Hundreds of Peru women, girls gone missing during virus lockdown

Passengers practice social distancing as they stand in line before entering the airport in Lima, Peru [File: Sebastian Castaneda/Reuters]

Hundreds of women and girls have gone missing and are feared dead in Peru since a lockdown was imposed to curb the spread of the new coronavirus.

From March 16 through June 30, a total of 915 people - 606 girls and 309 women - were reported missing, according to authorities.

Last week, Peru's women's ministry said 1,200 women and girls had been reported missing during the pandemic - a higher figure that included the month of July.

"The figures are really quite alarming," Isabel Ortiz, a top women's rights official, told the Reuters news agency on Tuesday.

"We know the numbers of women and girls who have disappeared, but we don't have detailed information about how many have been found," she said. "We don't have proper and up-to-date records."

The Andean nation home to 33 million people has long had a domestic violence problem, but the home confinement measures because of the pandemic has made the situation worse, said Eliana Revollar, who leads the women's rights office of the National Ombudsman's office, an independent body that monitors Peru's human rights.

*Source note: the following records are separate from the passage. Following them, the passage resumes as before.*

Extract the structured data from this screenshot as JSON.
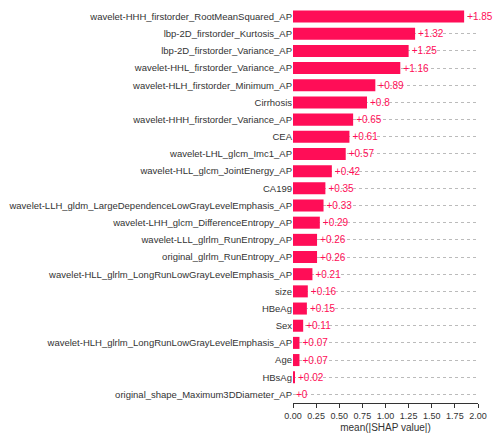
{
  "chart_data": {
    "type": "bar",
    "orientation": "horizontal",
    "x_label": "mean(|SHAP value|)",
    "categories": [
      "wavelet-HHH_firstorder_RootMeanSquared_AP",
      "lbp-2D_firstorder_Kurtosis_AP",
      "lbp-2D_firstorder_Variance_AP",
      "wavelet-HHL_firstorder_Variance_AP",
      "wavelet-HLH_firstorder_Minimum_AP",
      "Cirrhosis",
      "wavelet-HHH_firstorder_Variance_AP",
      "CEA",
      "wavelet-LHL_glcm_Imc1_AP",
      "wavelet-HLL_glcm_JointEnergy_AP",
      "CA199",
      "wavelet-LLH_gldm_LargeDependenceLowGrayLevelEmphasis_AP",
      "wavelet-LHH_glcm_DifferenceEntropy_AP",
      "wavelet-LLL_glrlm_RunEntropy_AP",
      "original_glrlm_RunEntropy_AP",
      "wavelet-HLL_glrlm_LongRunLowGrayLevelEmphasis_AP",
      "size",
      "HBeAg",
      "Sex",
      "wavelet-HLH_glrlm_LongRunLowGrayLevelEmphasis_AP",
      "Age",
      "HBsAg",
      "original_shape_Maximum3DDiameter_AP"
    ],
    "values": [
      1.85,
      1.32,
      1.25,
      1.16,
      0.89,
      0.8,
      0.65,
      0.61,
      0.57,
      0.42,
      0.35,
      0.33,
      0.29,
      0.26,
      0.26,
      0.21,
      0.16,
      0.15,
      0.11,
      0.07,
      0.07,
      0.02,
      0
    ],
    "value_labels": [
      "+1.85",
      "+1.32",
      "+1.25",
      "+1.16",
      "+0.89",
      "+0.8",
      "+0.65",
      "+0.61",
      "+0.57",
      "+0.42",
      "+0.35",
      "+0.33",
      "+0.29",
      "+0.26",
      "+0.26",
      "+0.21",
      "+0.16",
      "+0.15",
      "+0.11",
      "+0.07",
      "+0.07",
      "+0.02",
      "+0"
    ],
    "data_labels": true,
    "color": "#ff0d57",
    "xlim": [
      0,
      2.0
    ],
    "xticks": [
      {
        "value": 0,
        "label": "0.00"
      },
      {
        "value": 0.25,
        "label": "0.25"
      },
      {
        "value": 0.5,
        "label": "0.50"
      },
      {
        "value": 0.75,
        "label": "0.75"
      },
      {
        "value": 1.0,
        "label": "1.00"
      },
      {
        "value": 1.25,
        "label": "1.25"
      },
      {
        "value": 1.5,
        "label": "1.50"
      },
      {
        "value": 1.75,
        "label": "1.75"
      },
      {
        "value": 2.0,
        "label": "2.00"
      }
    ],
    "grid": true
  }
}
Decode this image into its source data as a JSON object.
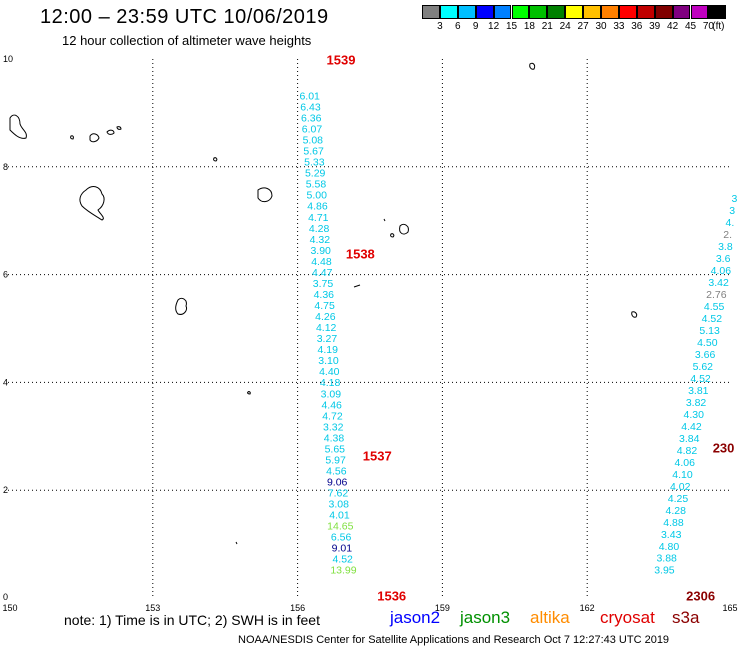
{
  "header": {
    "title": "12:00 – 23:59 UTC 10/06/2019",
    "subtitle": "12 hour collection of altimeter wave heights"
  },
  "colorbar": {
    "colors": [
      "#808080",
      "#00ffff",
      "#00bfff",
      "#0000ff",
      "#0080ff",
      "#00ff00",
      "#00c000",
      "#008000",
      "#ffff00",
      "#ffc000",
      "#ff8000",
      "#ff0000",
      "#c00000",
      "#800000",
      "#800080",
      "#c000c0",
      "#000000"
    ],
    "labels": [
      "3",
      "6",
      "9",
      "12",
      "15",
      "18",
      "21",
      "24",
      "27",
      "30",
      "33",
      "36",
      "39",
      "42",
      "45",
      "70"
    ],
    "unit": "(ft)"
  },
  "axes": {
    "x_ticks": [
      "150",
      "153",
      "156",
      "159",
      "162",
      "165"
    ],
    "y_ticks": [
      "10",
      "8",
      "6",
      "4",
      "2",
      "0"
    ]
  },
  "chart_data": {
    "type": "scatter",
    "xlim": [
      150,
      165
    ],
    "ylim": [
      0,
      10
    ],
    "grid": true,
    "tracks": [
      {
        "color": "#00c8e6",
        "lon_start": 156.25,
        "lat_start": 9.25,
        "lon_end": 156.95,
        "lat_end": 0.45,
        "values": [
          "6.01",
          "6.43",
          "6.36",
          "6.07",
          "5.08",
          "5.67",
          "5.33",
          "5.29",
          "5.58",
          "5.00",
          "4.86",
          "4.71",
          "4.28",
          "4.32",
          "3.90",
          "4.48",
          "4.47",
          "3.75",
          "4.36",
          "4.75",
          "4.26",
          "4.12",
          "3.27",
          "4.19",
          "3.10",
          "4.40",
          "4.18",
          "3.09",
          "4.46",
          "4.72",
          "3.32",
          "4.38",
          "5.65",
          "5.97",
          "4.56",
          "9.06",
          "7.62",
          "3.08",
          "4.01",
          "14.65",
          "6.56",
          "9.01",
          "4.52",
          "13.99"
        ],
        "colors": {
          "35": "#00008b",
          "39": "#80e040",
          "41": "#00008b",
          "43": "#80e040"
        }
      },
      {
        "color": "#00c8e6",
        "lon_start": 165.05,
        "lat_start": 7.35,
        "lon_end": 163.6,
        "lat_end": 0.45,
        "values": [
          "3",
          "3",
          "4.",
          "2.",
          "3.8",
          "3.6",
          "4.06",
          "3.42",
          "2.76",
          "4.55",
          "4.52",
          "5.13",
          "4.50",
          "3.66",
          "5.62",
          "4.52",
          "3.81",
          "3.82",
          "4.30",
          "4.42",
          "3.84",
          "4.82",
          "4.06",
          "4.10",
          "4.02",
          "4.25",
          "4.28",
          "4.88",
          "3.43",
          "4.80",
          "3.88",
          "3.95"
        ],
        "colors": {
          "3": "#808080",
          "8": "#808080"
        }
      }
    ],
    "pass_times": [
      {
        "text": "1539",
        "lon": 156.6,
        "lat": 9.9,
        "color": "#e00000"
      },
      {
        "text": "1538",
        "lon": 157.0,
        "lat": 6.3,
        "color": "#e00000"
      },
      {
        "text": "1537",
        "lon": 157.35,
        "lat": 2.55,
        "color": "#e00000"
      },
      {
        "text": "1536",
        "lon": 157.65,
        "lat": -0.05,
        "color": "#e00000"
      },
      {
        "text": "230",
        "lon": 164.6,
        "lat": 2.7,
        "color": "#8b0000"
      },
      {
        "text": "2306",
        "lon": 164.05,
        "lat": -0.05,
        "color": "#8b0000"
      }
    ]
  },
  "legend": {
    "note": "note: 1) Time is in UTC; 2) SWH is in feet",
    "satellites": [
      {
        "name": "jason2",
        "color": "#0000ff"
      },
      {
        "name": "jason3",
        "color": "#009000"
      },
      {
        "name": "altika",
        "color": "#ff8c00"
      },
      {
        "name": "cryosat",
        "color": "#e00000"
      },
      {
        "name": "s3a",
        "color": "#8b0000"
      }
    ]
  },
  "footer": "NOAA/NESDIS Center for Satellite Applications and Research    Oct  7 12:27:43 UTC 2019"
}
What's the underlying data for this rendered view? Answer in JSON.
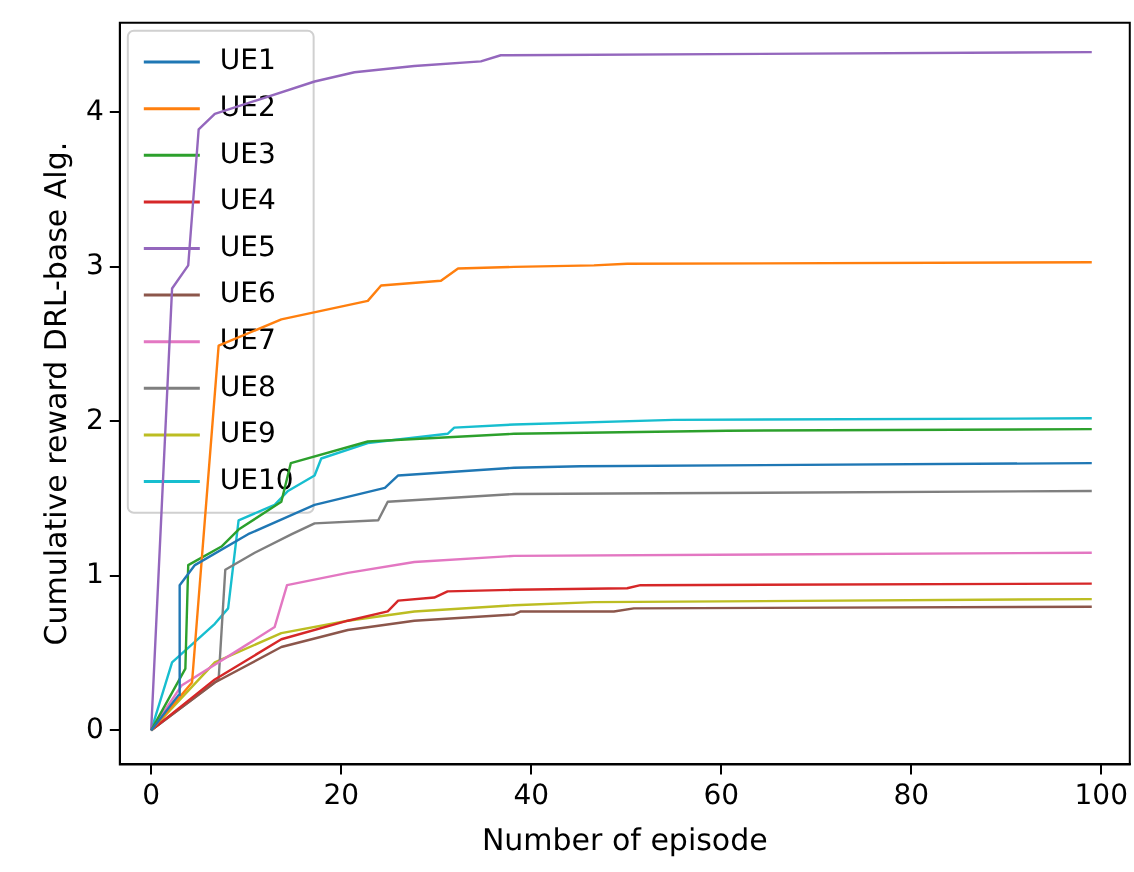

Peru is one of the hardest virus-hit Latin American nations, with more than 430,000 COVID-19 cases and 20,000 related deaths.

Hospitals are struggling to cope with the rising number of patients and healthcare workers have protested against a lack of personal protective equipment (PPE).

Before COVID-19, five women were reported missing in Peru every single day, but since the lockdown, that number has surged to eight a day.

The women's ministry said the government was working to eradicate violence against women and had increased funding this year for gender-based violence prevention programmes.

Countries worldwide have reported increases in domestic violence under coronavirus lockdowns, prompting the United Nations to call for urgent government action.

Before the pandemic, hundreds of thousands of women throughout Latin America, including Peru, were staging mass street demonstrations demanding that their governments should act against gender-based violence.